Ada bangga yg tersembunyi, negeriku kaya akan alam yang diberdayakan pribumi. Yang dimanfaatkan sendiri tanpa penduduk asing dengan teknologi-teknologi canggihnya. 

Tangannya kasar menghitam, dibakar mentari, karena rela bekerja untuk tetap hidup dengan merdeka. 

Keringatnya mengalir, sambil diusap dan tersenyum bangga akan hasilnya.

Walau tak banyak diayomi pemerintah, setidaknya dengan mereka kelola, mereka merasa merdeka, walau pemerintah tak mampu mengurangi kerasnya hidup mereka, mereka tetap merasa punya dan berhak dengan apa yang mereka perdayakan, alam ini. 

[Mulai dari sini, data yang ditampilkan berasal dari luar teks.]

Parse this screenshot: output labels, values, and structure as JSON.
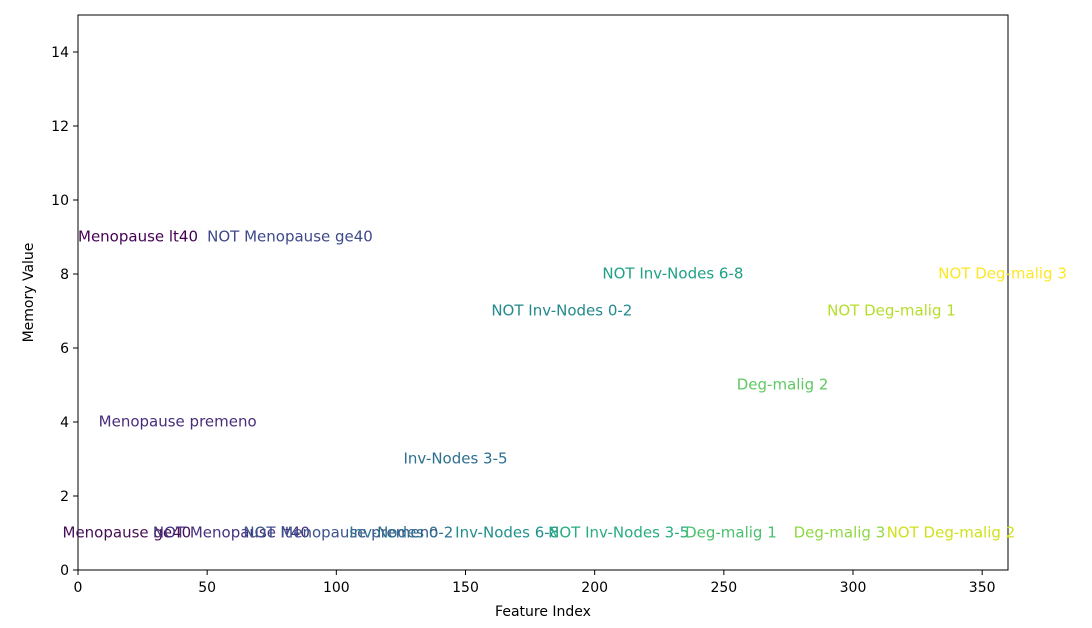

Tanah ini milik tuhan, untuk rakyat Indonesia. Bukan milik orang-orang sok bijak, yang merayu dengan janji-janji manis kampanyenya, lalu terpilih, lalu berkuasa, lalu memulai merampok hak-hak pemilihnya sendiri. Menjual aset-aset berharga milik warganya pada orang lain, lalu dengan tega disuruhnya pribumi jadi pekerja orang asing.  Jadi tuan puan yang berhutang, rakyat disuruh bayar?

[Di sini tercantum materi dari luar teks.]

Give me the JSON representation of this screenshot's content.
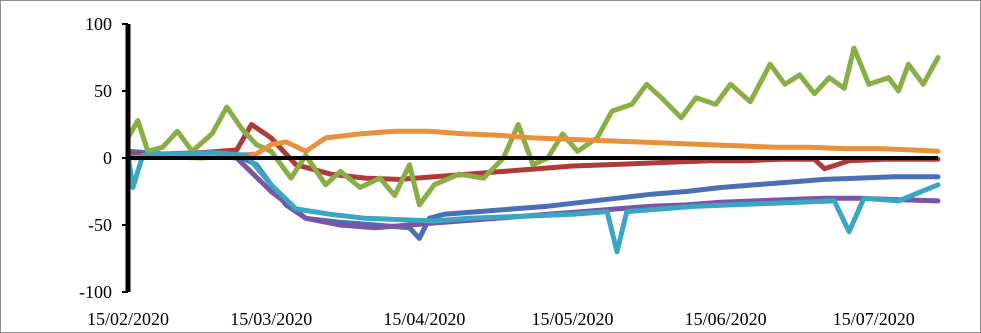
{
  "chart_data": {
    "type": "line",
    "title": "",
    "xlabel": "",
    "ylabel": "",
    "ylim": [
      -100,
      100
    ],
    "yticks": [
      -100,
      -50,
      0,
      50,
      100
    ],
    "xlim": [
      "2020-02-15",
      "2020-07-28"
    ],
    "xtick_labels": [
      "15/02/2020",
      "15/03/2020",
      "15/04/2020",
      "15/05/2020",
      "15/06/2020",
      "15/07/2020"
    ],
    "xtick_dates": [
      "2020-02-15",
      "2020-03-15",
      "2020-04-15",
      "2020-05-15",
      "2020-06-15",
      "2020-07-15"
    ],
    "grid": false,
    "legend": "none",
    "series": [
      {
        "color": "#4a6fb5",
        "points": [
          [
            "2020-02-15",
            5
          ],
          [
            "2020-02-22",
            3
          ],
          [
            "2020-03-01",
            4
          ],
          [
            "2020-03-08",
            2
          ],
          [
            "2020-03-12",
            -5
          ],
          [
            "2020-03-15",
            -20
          ],
          [
            "2020-03-18",
            -35
          ],
          [
            "2020-03-22",
            -45
          ],
          [
            "2020-03-29",
            -48
          ],
          [
            "2020-04-05",
            -50
          ],
          [
            "2020-04-12",
            -52
          ],
          [
            "2020-04-14",
            -60
          ],
          [
            "2020-04-16",
            -45
          ],
          [
            "2020-04-19",
            -42
          ],
          [
            "2020-04-26",
            -40
          ],
          [
            "2020-05-03",
            -38
          ],
          [
            "2020-05-10",
            -36
          ],
          [
            "2020-05-17",
            -33
          ],
          [
            "2020-05-24",
            -30
          ],
          [
            "2020-05-31",
            -27
          ],
          [
            "2020-06-07",
            -25
          ],
          [
            "2020-06-14",
            -22
          ],
          [
            "2020-06-21",
            -20
          ],
          [
            "2020-06-28",
            -18
          ],
          [
            "2020-07-05",
            -16
          ],
          [
            "2020-07-12",
            -15
          ],
          [
            "2020-07-19",
            -14
          ],
          [
            "2020-07-28",
            -14
          ]
        ]
      },
      {
        "color": "#b03a3a",
        "points": [
          [
            "2020-02-15",
            3
          ],
          [
            "2020-02-22",
            2
          ],
          [
            "2020-03-01",
            4
          ],
          [
            "2020-03-08",
            6
          ],
          [
            "2020-03-11",
            25
          ],
          [
            "2020-03-15",
            15
          ],
          [
            "2020-03-20",
            -5
          ],
          [
            "2020-03-27",
            -12
          ],
          [
            "2020-04-03",
            -15
          ],
          [
            "2020-04-10",
            -16
          ],
          [
            "2020-04-17",
            -14
          ],
          [
            "2020-04-24",
            -12
          ],
          [
            "2020-05-01",
            -10
          ],
          [
            "2020-05-08",
            -8
          ],
          [
            "2020-05-15",
            -6
          ],
          [
            "2020-05-22",
            -5
          ],
          [
            "2020-05-29",
            -4
          ],
          [
            "2020-06-05",
            -3
          ],
          [
            "2020-06-12",
            -2
          ],
          [
            "2020-06-19",
            -2
          ],
          [
            "2020-06-26",
            -1
          ],
          [
            "2020-07-03",
            -1
          ],
          [
            "2020-07-05",
            -8
          ],
          [
            "2020-07-10",
            -2
          ],
          [
            "2020-07-17",
            -1
          ],
          [
            "2020-07-28",
            -1
          ]
        ]
      },
      {
        "color": "#7a55a6",
        "points": [
          [
            "2020-02-15",
            2
          ],
          [
            "2020-02-22",
            1
          ],
          [
            "2020-03-01",
            2
          ],
          [
            "2020-03-08",
            0
          ],
          [
            "2020-03-15",
            -25
          ],
          [
            "2020-03-22",
            -45
          ],
          [
            "2020-03-29",
            -50
          ],
          [
            "2020-04-05",
            -52
          ],
          [
            "2020-04-12",
            -50
          ],
          [
            "2020-04-19",
            -48
          ],
          [
            "2020-04-26",
            -46
          ],
          [
            "2020-05-03",
            -44
          ],
          [
            "2020-05-10",
            -42
          ],
          [
            "2020-05-17",
            -40
          ],
          [
            "2020-05-24",
            -38
          ],
          [
            "2020-05-31",
            -36
          ],
          [
            "2020-06-07",
            -35
          ],
          [
            "2020-06-14",
            -33
          ],
          [
            "2020-06-21",
            -32
          ],
          [
            "2020-06-28",
            -31
          ],
          [
            "2020-07-05",
            -30
          ],
          [
            "2020-07-12",
            -30
          ],
          [
            "2020-07-19",
            -31
          ],
          [
            "2020-07-28",
            -32
          ]
        ]
      },
      {
        "color": "#8aae46",
        "points": [
          [
            "2020-02-15",
            15
          ],
          [
            "2020-02-17",
            28
          ],
          [
            "2020-02-19",
            5
          ],
          [
            "2020-02-22",
            8
          ],
          [
            "2020-02-25",
            20
          ],
          [
            "2020-02-28",
            5
          ],
          [
            "2020-03-03",
            18
          ],
          [
            "2020-03-06",
            38
          ],
          [
            "2020-03-09",
            22
          ],
          [
            "2020-03-12",
            10
          ],
          [
            "2020-03-15",
            5
          ],
          [
            "2020-03-19",
            -15
          ],
          [
            "2020-03-22",
            2
          ],
          [
            "2020-03-26",
            -20
          ],
          [
            "2020-03-29",
            -10
          ],
          [
            "2020-04-02",
            -22
          ],
          [
            "2020-04-06",
            -15
          ],
          [
            "2020-04-09",
            -28
          ],
          [
            "2020-04-12",
            -5
          ],
          [
            "2020-04-14",
            -35
          ],
          [
            "2020-04-17",
            -20
          ],
          [
            "2020-04-22",
            -12
          ],
          [
            "2020-04-27",
            -15
          ],
          [
            "2020-05-01",
            0
          ],
          [
            "2020-05-04",
            25
          ],
          [
            "2020-05-07",
            -5
          ],
          [
            "2020-05-10",
            0
          ],
          [
            "2020-05-13",
            18
          ],
          [
            "2020-05-16",
            5
          ],
          [
            "2020-05-20",
            15
          ],
          [
            "2020-05-23",
            35
          ],
          [
            "2020-05-27",
            40
          ],
          [
            "2020-05-30",
            55
          ],
          [
            "2020-06-02",
            45
          ],
          [
            "2020-06-06",
            30
          ],
          [
            "2020-06-09",
            45
          ],
          [
            "2020-06-13",
            40
          ],
          [
            "2020-06-16",
            55
          ],
          [
            "2020-06-20",
            42
          ],
          [
            "2020-06-24",
            70
          ],
          [
            "2020-06-27",
            55
          ],
          [
            "2020-06-30",
            62
          ],
          [
            "2020-07-03",
            48
          ],
          [
            "2020-07-06",
            60
          ],
          [
            "2020-07-09",
            52
          ],
          [
            "2020-07-11",
            82
          ],
          [
            "2020-07-14",
            55
          ],
          [
            "2020-07-18",
            60
          ],
          [
            "2020-07-20",
            50
          ],
          [
            "2020-07-22",
            70
          ],
          [
            "2020-07-25",
            55
          ],
          [
            "2020-07-28",
            75
          ]
        ]
      },
      {
        "color": "#e8913a",
        "points": [
          [
            "2020-02-15",
            0
          ],
          [
            "2020-02-22",
            1
          ],
          [
            "2020-03-01",
            0
          ],
          [
            "2020-03-08",
            2
          ],
          [
            "2020-03-12",
            3
          ],
          [
            "2020-03-15",
            10
          ],
          [
            "2020-03-18",
            12
          ],
          [
            "2020-03-22",
            5
          ],
          [
            "2020-03-26",
            15
          ],
          [
            "2020-04-02",
            18
          ],
          [
            "2020-04-09",
            20
          ],
          [
            "2020-04-16",
            20
          ],
          [
            "2020-04-23",
            18
          ],
          [
            "2020-04-30",
            17
          ],
          [
            "2020-05-07",
            15
          ],
          [
            "2020-05-14",
            14
          ],
          [
            "2020-05-21",
            13
          ],
          [
            "2020-05-28",
            12
          ],
          [
            "2020-06-04",
            11
          ],
          [
            "2020-06-11",
            10
          ],
          [
            "2020-06-18",
            9
          ],
          [
            "2020-06-25",
            8
          ],
          [
            "2020-07-02",
            8
          ],
          [
            "2020-07-09",
            7
          ],
          [
            "2020-07-16",
            7
          ],
          [
            "2020-07-23",
            6
          ],
          [
            "2020-07-28",
            5
          ]
        ]
      },
      {
        "color": "#3aa6c4",
        "points": [
          [
            "2020-02-15",
            2
          ],
          [
            "2020-02-16",
            -22
          ],
          [
            "2020-02-18",
            2
          ],
          [
            "2020-02-25",
            3
          ],
          [
            "2020-03-03",
            4
          ],
          [
            "2020-03-10",
            2
          ],
          [
            "2020-03-15",
            -20
          ],
          [
            "2020-03-20",
            -38
          ],
          [
            "2020-03-27",
            -42
          ],
          [
            "2020-04-03",
            -45
          ],
          [
            "2020-04-10",
            -46
          ],
          [
            "2020-04-17",
            -47
          ],
          [
            "2020-04-24",
            -45
          ],
          [
            "2020-05-01",
            -44
          ],
          [
            "2020-05-08",
            -43
          ],
          [
            "2020-05-15",
            -42
          ],
          [
            "2020-05-22",
            -40
          ],
          [
            "2020-05-24",
            -70
          ],
          [
            "2020-05-26",
            -40
          ],
          [
            "2020-06-02",
            -38
          ],
          [
            "2020-06-09",
            -36
          ],
          [
            "2020-06-16",
            -35
          ],
          [
            "2020-06-23",
            -34
          ],
          [
            "2020-06-30",
            -33
          ],
          [
            "2020-07-07",
            -32
          ],
          [
            "2020-07-10",
            -55
          ],
          [
            "2020-07-13",
            -30
          ],
          [
            "2020-07-20",
            -32
          ],
          [
            "2020-07-28",
            -20
          ]
        ]
      }
    ]
  }
}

Apa  timbal balik yang tuan puan berikan pada kami? Sedang kami memilih tuan dan puan untuk bisa mendengar suara-suara jeritan kami yang kelelahan, bertaruh nyawa mencari sesuap nasi di atas negeri ini? Lalu tuan dengan nikmatnya duduk di kursi ber-AC bergabung dengan konglomerat yang gila akan harta dan jabatan? Tega kah tuan dan puan melihat kami yang menjerit, yang bingung, yang usang, dan tak tahu mau makan apa hari ini? Tuan dan puan malah buka lebar lahan investor-investor asing tanpa memperdulikan nasib kami sebagai pribumi, dan dengan percaya dirinya tuan bilang, "itu bakal menumbuhkan lapangan pekerjaan", tapi kami dipekerjakan oleh bangsa lain di rumah kami sendiri, tuan, puan?!

#TOLAKOMNIBUSLAW #MOSITIDAKPERCAYA #REPUBLIKRAKYATINVESTOR

Pantas, karena yang dipilih, yang mau mewakili rakyat malah membungkam suara rakyat. Apa yang kalian wakili? Apa yang membuatmu terbutakan dan tertulikan dari suara kami? 

Sedang demo dimana-mana, pandemi belum berakhir, ekonomi kian mempuruk. Tuan dan puan sedang apa? Di pundak tuan ada beban rakyat. Tolong sadarlah! 

Haru negeriku, 

Rakyat menjerit, pemerintah tuli. Semoga tuhan menyadarkanmu, atau menumpasmu!